The update is the result of data collection and analysis by the International Myeloma Working Group (IMWG), the IMF’s research arm. The IMWG consists of approximately 200 leading myeloma researchers from around the world who collaborate on projects designed to provide a more-durable remission for myeloma patients, to improve treatment options, and to generate diagnostic systems and guidelines that prolong lives.

“The revised staging system can be used by doctors to discuss prognostic results very carefully with individual patients,” said Dr. Brian G. M. Durie, IMF and IMWG Chairman. “It’s helpful to know the expectations and to consider how treatments can be modified based on the new ISS system.”

The revised guidelines add tests for chromosomal abnormalities (CA) and serum lactate dehydrogenase (LDH) to the earlier ISS to refine its prognostic value in newly diagnosed myeloma patients. This updating of the myeloma classification system is part of a larger revolution in the diagnosis and treatment of myeloma –– a shift toward biomarkers that are increasingly more sensitive and specific, according to Durie.

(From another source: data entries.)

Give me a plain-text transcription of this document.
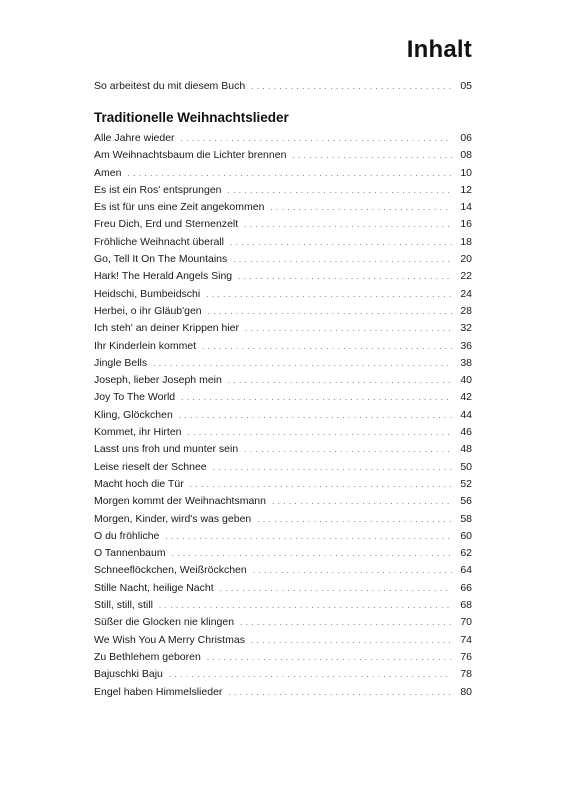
Inhalt
So arbeitest du mit diesem Buch . . .	05
Traditionelle Weihnachtslieder
Alle Jahre wieder . . .	06
Am Weihnachtsbaum die Lichter brennen . . .	08
Amen . . .	10
Es ist ein Ros' entsprungen . . .	12
Es ist für uns eine Zeit angekommen . . .	14
Freu Dich, Erd und Sternenzelt . . .	16
Fröhliche Weihnacht überall . . .	18
Go, Tell It On The Mountains . . .	20
Hark! The Herald Angels Sing . . .	22
Heidschi, Bumbeidschi . . .	24
Herbei, o ihr Gläub'gen . . .	28
Ich steh' an deiner Krippen hier . . .	32
Ihr Kinderlein kommet . . .	36
Jingle Bells . . .	38
Joseph, lieber Joseph mein . . .	40
Joy To The World . . .	42
Kling, Glöckchen . . .	44
Kommet, ihr Hirten . . .	46
Lasst uns froh und munter sein . . .	48
Leise rieselt der Schnee . . .	50
Macht hoch die Tür . . .	52
Morgen kommt der Weihnachtsmann . . .	56
Morgen, Kinder, wird's was geben . . .	58
O du fröhliche . . .	60
O Tannenbaum . . .	62
Schneeflöckchen, Weißröckchen . . .	64
Stille Nacht, heilige Nacht . . .	66
Still, still, still . . .	68
Süßer die Glocken nie klingen . . .	70
We Wish You A Merry Christmas . . .	74
Zu Bethlehem geboren . . .	76
Bajuschki Baju . . .	78
Engel haben Himmelslieder . . .	80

While the existing ISS relies on tests for serum beta 2 microglobulin and serum albumin to divide patients into three risk-factor stages, the JCO paper recommends adding interphase fluorescence in situ hybridization (iFISH) to check for CA, along with separate tests for heightened LDH. The two new tests determine more definitively whether a patient is in stage III, while conversely, per the new protocols, a stage I patient would have normal chromosomes and LDH. 

Different combinations of these tests were tried before settling on the recommended refinement, the paper reports. The result is a stronger separation between the three strata of predicted risk for a patient, as determined by algorithms that consider all of the aforementioned tests. 

The report was authored by 32 IMWG myeloma researchers from around the globe. Data from 4,445 newly diagnosed myeloma patients enrolled in 11 international trials were pooled.